Markov Chains in Continuous Time

  • Suppose a rectangle changes color randomly. How can that be modeled?
    • Could be modeled with a discrete Markov chain. Divide the time axis in intervals of size \(t\), and at interval boundary \(n\), assume that the color changes with a probability \(p_n\) independent of earlier states.
    • Problem with this is that the transition points are discrete.
    • Why not divide the time intervals into half-intervals of size \(t/2\)?
  • Solution is to use calculus. Write the transition probability matrix as a function of time.
  • At start, probability matrix is \(P(0)\). At time \(t\), it is \(P(t)\).
  • The \(P(t)\) gives us a matrix, not a number.
  • We have \(\frac{\mathrm{d}P(t)}{\mathrm{d}t} = \lim_{\delta t \rightarrow 0} \frac{P(t+\delta t) - P(t)}{\delta t}\)
  • Chapman-Kolmogorov relation for a discrete Markov chain was \(A^{m+n}=A^m A^n\)
  • A continuous analogue is \(P(t+h)=P(t)P(h)\)
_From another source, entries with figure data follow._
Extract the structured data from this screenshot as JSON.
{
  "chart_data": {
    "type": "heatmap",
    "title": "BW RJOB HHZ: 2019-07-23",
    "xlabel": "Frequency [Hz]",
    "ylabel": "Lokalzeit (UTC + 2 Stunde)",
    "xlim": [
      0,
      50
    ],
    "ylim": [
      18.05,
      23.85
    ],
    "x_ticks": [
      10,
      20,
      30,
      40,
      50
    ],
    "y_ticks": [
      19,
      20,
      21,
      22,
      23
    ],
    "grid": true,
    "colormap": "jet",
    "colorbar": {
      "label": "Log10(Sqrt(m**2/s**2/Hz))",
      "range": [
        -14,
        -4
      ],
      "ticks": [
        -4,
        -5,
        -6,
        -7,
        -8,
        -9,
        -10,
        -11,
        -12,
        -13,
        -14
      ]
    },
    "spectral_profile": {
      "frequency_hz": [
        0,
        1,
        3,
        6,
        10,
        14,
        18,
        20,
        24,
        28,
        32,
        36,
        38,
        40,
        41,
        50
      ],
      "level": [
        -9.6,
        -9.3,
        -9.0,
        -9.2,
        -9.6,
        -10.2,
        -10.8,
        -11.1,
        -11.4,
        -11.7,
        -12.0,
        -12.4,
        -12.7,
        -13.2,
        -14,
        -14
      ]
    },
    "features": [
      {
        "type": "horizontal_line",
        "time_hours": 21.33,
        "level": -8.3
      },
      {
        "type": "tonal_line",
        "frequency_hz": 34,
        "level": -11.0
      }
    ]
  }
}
  • Assuming continuous Chapman-Kolmogorov:
\[\begin{align*} \frac{\mathrm{d}P(t)}{\mathrm{d}t} &= \lim_{\delta t \rightarrow 0} \frac{P(t+\delta t) - P(t)}{\delta t} = \lim_{\delta t \rightarrow 0} P(t)\frac{P(\delta t) - I}{\delta t} \\ &= P(t) \lim_{\delta t \rightarrow 0} \frac{P(\delta t) - I}{\delta t} = P(t) \frac{\mathrm{d}P(0)}{\mathrm{d}t} \end{align*}\]
  • Let \(\frac{\mathrm{d}P(0)}{\mathrm{d}t} = Q\)
  • We can set \(Q\) to anything, the only condition is that the sum of each row’s elements is zero - because \(P(\delta t)\) is a probability matrix, so each of its rows has sum \(1\).
  • The differential equation \(\frac{\mathrm{d}P(t)}{\mathrm{d}t} = P(t)Q\) is called the Kolmogorov forward relationship. \(Q\) is called the jump rate matrix.
  • Solution is \(P(t) = e^{tQ}\), where \(e^{tQ} = \sum_{i=0}^\infty \frac{1}{n!}t^nQ^n\)
  • If a non-zero vector \(\pi\) satisfies \(\pi Q = 0\), then \(\pi\) would be the stationary distribution of the Markov chain, because \(P(t)=\pi\) is a solution to the Kolmogorov equation.